Background: The use of gene expression profiling in both clinical and laboratory settings would be enhanced by better characterization of variance due to individual, environmental, and technical factors. Meta-analysis of microarray data from untreated or vehicle-treated animals within the control arm of toxicogenomics studies could yield useful information on baseline fluctuations in gene expression, although control animal data has not been available on a scale and in a form best served for data-mining.
Results: A dataset of control animal microarray expression data was assembled by a working group of the Health and Environmental Sciences Institute's Technical Committee on the Application of Genomics in Mechanism Based Risk Assessment in order to provide a public resource for assessments of variability in baseline gene expression. Data from over 500 Affymetrix microarrays from control rat liver and kidney were collected from 16 different institutions. Thirty-five biological and technical factors were obtained for each animal, describing a wide range of study characteristics, and a subset were evaluated in detail for their contribution to total variability using multivariate statistical and graphical techniques.

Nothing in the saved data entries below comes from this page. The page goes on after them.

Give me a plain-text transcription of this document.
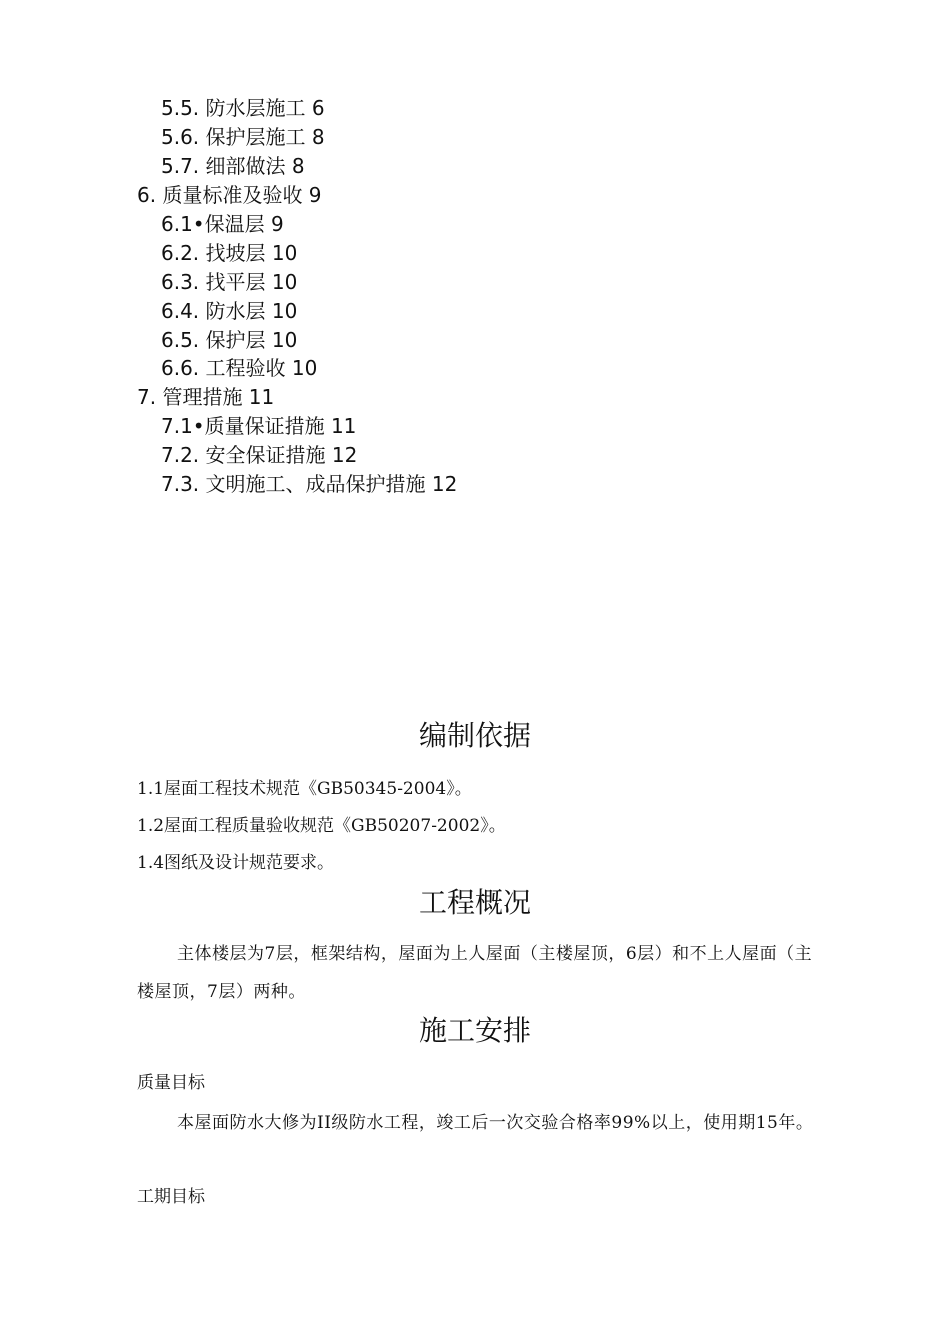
5.5. 防水层施工 6
5.6. 保护层施工 8
5.7. 细部做法 8
6. 质量标准及验收 9
6.1•保温层 9
6.2. 找坡层 10
6.3. 找平层 10
6.4. 防水层 10
6.5. 保护层 10
6.6. 工程验收 10
7. 管理措施 11
7.1•质量保证措施 11
7.2. 安全保证措施 12
7.3. 文明施工、成品保护措施 12
编制依据
1.1屋面工程技术规范《GB50345-2004》。
1.2屋面工程质量验收规范《GB50207-2002》。
1.4图纸及设计规范要求。
工程概况
主体楼层为7层，框架结构，屋面为上人屋面（主楼屋顶，6层）和不上人屋面（主楼屋顶，7层）两种。
施工安排
质量目标
本屋面防水大修为II级防水工程，竣工后一次交验合格率99%以上，使用期15年。
工期目标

Conclusion: The study factors that emerged as key sources of variability included gender, organ section, strain, and fasting state. These and other study factors were identified as key descriptors that should be included in the minimal information about a toxicogenomics study needed for interpretation of results by an independent source. Genes that are the most and least variable, gender-selective, or altered by fasting were also identified and functionally categorized. Better characterization of gene expression variability in control animals will aid in the design of toxicogenomics studies and in the interpretation of their results.